Das Zivilrecht statuiert Rechtfertigungsgründe, die gegenüber § 34 StGB spezieller sind. Zu unterscheiden sind der defensive Notstand gem. § 228 BGB und der aggressive Notstand gem. § 904 BGB.

 

B. Zivilrechtlicher Notstand

I. Defensiver Notstand, § 228 BGB

Beim defensiven Notstand geht es um die Gefahrabwehr durch Einwirkung auf die gefahrschaffende Sache selbst, z. B. beim Tierangriff. Wenn das Rechtsgut beschädigt wird, von dem die Gefahr ausgeht und nicht ein unbeteiligtes Gut, erklärt sich die Kennzeichnung als Defensivnotstand. Der Defensive Notstand beruht auf der Sozialbindung des Eigentums. Der Eigentümer trägt grundsätzlich die Verantwortung dafür, dass seine Sache keine Gefahrenquelle für Dritte darstellt. Diese Verantwortung stuft das Gesetz höher ein als das Interesse des Eigentümers an der Erhaltung der Sache. Die von dem Gut ausgehende Gefahr ist nicht von § 32 StGB erfasst, da es sich bei der ausgehenden Gefahr nicht um einen menschlichen Angriff handelt. Wird dagegen bspw. ein Tier, das i.S.d. § 90a BGB als Sache behandelt wird, von einem Menschen als Angriffswerkzeug genutzt, handelt es sich um einen menschlichen Angriff und § 32 StGB ist einschlägig.

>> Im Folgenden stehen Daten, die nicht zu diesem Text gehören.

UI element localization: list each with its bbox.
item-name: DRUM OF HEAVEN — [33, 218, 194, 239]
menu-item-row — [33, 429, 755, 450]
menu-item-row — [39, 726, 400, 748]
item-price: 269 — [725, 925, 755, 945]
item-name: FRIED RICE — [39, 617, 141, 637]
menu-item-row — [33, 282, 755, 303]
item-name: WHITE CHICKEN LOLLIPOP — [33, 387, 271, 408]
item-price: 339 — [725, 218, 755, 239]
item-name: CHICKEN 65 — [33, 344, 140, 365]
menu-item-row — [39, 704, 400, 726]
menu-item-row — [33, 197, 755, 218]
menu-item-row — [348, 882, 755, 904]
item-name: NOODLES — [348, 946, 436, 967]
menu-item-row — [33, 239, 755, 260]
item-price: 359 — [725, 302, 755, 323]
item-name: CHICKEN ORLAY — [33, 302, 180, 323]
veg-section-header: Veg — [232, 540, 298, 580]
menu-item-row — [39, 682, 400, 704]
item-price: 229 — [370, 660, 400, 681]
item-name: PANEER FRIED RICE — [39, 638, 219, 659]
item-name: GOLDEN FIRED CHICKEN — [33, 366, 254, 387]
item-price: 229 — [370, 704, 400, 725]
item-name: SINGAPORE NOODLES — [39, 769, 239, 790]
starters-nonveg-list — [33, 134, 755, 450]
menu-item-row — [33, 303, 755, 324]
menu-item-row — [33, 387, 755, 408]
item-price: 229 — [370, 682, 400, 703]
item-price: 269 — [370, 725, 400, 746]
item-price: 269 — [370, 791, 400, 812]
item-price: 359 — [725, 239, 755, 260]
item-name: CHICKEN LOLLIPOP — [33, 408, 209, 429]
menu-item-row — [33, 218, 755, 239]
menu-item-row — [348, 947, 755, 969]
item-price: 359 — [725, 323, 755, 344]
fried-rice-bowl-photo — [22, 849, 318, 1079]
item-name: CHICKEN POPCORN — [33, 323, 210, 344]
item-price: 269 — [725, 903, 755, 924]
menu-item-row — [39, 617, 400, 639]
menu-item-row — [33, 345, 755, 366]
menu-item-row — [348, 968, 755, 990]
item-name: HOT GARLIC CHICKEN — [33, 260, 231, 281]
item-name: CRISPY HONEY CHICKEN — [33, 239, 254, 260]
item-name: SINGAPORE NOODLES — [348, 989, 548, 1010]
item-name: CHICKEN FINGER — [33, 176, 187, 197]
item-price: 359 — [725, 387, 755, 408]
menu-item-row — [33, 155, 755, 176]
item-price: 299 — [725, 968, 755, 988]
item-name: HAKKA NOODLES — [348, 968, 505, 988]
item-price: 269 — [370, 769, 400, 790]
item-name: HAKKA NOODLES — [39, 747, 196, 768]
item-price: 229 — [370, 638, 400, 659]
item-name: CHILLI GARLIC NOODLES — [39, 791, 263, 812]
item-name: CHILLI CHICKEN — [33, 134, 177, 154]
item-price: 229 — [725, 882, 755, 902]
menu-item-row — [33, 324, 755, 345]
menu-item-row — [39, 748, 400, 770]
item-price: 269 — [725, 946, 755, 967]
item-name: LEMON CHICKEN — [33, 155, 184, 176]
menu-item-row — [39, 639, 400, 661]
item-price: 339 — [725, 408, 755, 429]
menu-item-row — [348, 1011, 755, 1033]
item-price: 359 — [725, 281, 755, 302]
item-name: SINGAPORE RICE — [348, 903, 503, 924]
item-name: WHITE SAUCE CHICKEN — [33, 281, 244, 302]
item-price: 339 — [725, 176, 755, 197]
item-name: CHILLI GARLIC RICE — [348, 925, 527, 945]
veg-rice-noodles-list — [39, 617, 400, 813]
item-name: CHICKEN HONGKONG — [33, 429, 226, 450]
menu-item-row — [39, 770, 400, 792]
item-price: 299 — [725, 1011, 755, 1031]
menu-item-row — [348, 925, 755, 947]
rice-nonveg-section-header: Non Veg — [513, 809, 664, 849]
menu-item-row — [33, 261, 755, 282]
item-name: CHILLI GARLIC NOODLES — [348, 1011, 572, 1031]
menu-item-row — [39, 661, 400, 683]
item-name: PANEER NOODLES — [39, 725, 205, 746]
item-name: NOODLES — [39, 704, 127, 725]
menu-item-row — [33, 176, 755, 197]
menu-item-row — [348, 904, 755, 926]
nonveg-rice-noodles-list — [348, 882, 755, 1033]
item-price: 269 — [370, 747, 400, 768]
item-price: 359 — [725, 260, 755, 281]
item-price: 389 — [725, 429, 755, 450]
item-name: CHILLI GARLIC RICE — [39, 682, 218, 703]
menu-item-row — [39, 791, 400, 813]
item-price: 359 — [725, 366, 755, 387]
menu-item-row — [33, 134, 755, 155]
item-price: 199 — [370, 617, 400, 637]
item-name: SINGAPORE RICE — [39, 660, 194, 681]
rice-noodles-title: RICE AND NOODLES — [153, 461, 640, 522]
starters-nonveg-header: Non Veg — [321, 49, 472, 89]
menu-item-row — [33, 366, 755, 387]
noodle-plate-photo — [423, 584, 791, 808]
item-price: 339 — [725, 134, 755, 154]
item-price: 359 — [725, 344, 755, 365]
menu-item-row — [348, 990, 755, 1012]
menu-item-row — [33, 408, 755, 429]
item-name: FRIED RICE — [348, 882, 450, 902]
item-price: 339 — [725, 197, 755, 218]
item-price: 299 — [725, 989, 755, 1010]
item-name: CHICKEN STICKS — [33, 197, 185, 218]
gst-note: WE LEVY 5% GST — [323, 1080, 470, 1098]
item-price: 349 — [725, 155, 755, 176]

Die Einwirkung auf die gefahrschaffende Sache ist nicht rechtswidrig, auch wenn der Eingreifende die Gefahr verschuldet hat. Hat der Eingreifende die Gefahr verschuldet, ist er zum Schadensersatz verpflichtet, § 228 Abs. 2 BGB.

Beispiel: Bei einem Unfall wird der Zaun auf Antons Grundstück beschädigt. Sein großer Wachhund Rex bricht dabei aus dem Grundstück des Anwesens aus. Einige Straßen weiter rennt Rex mit gefletschten Zähnen auf Viktor zu. Um den drohenden Bissen zu entgehen, stößt Viktor den Hund eine Eisenstange gegen die Schnauze. Der Hund erleidet dadurch schwere Verletzungen, denen er erliegt. Anton ist kein Unbeteiligter, auf dessen Kosten sich Viktor vor den drohenden Bissverletzungen rettet. Zwar kann Anton nichts für den Unfall, Rex ist jedoch sein Hund und von eben diesem geht die Gefahr aus. Daher treffen Anton weitergehende Duldungspflichten, als einen Unbeteiligten. Wie weit die Duldungspflicht im Defensivnotstand reicht ist Frage einer Interessenabwägung.

 

1. Notstandslage

Voraussetzung der Rechtfertigung ist die Notstandslage. Eine solche ist gegeben, wenn die Gefahr der Verletzung eines notstandsfähigen Rechtsguts durch eine fremde Sache droht.

Eine Sache ist fremd, wenn sie nicht im Alleineigentum des Täters steht und nicht herrenlos ist.

 

a) Drohende Gefahr

Erforderlich ist die auf den tatsächlichen Umständen gegründete Wahrscheinlichkeit eines drohenden Schadens. Die Gefahr muss nicht gegenwärtig sein. Eine bloß unbestimmte Möglichkeit eines künftigen Schadenseintritts genügt hingegen nicht. Es muss jedoch nicht abgewartet werden, ob ein Schaden tatsächlich eintritt. Es darf daher bspw. eine Maßnahme gegen einen fortgelaufenen Hund getroffen werden, wenn er nicht gerade jemanden verfolgt. Es genügt nicht allein ein rechtswidriger Zustand zum Auslösen der Notstandslage. Für die Notstandslage ist erforderlich, dass bei Nichteingreifen eine neue Rechtsgutsverletzung eintreten oder eine bereits erfolgte Rechtsgutsverletzung verschlimmert wird.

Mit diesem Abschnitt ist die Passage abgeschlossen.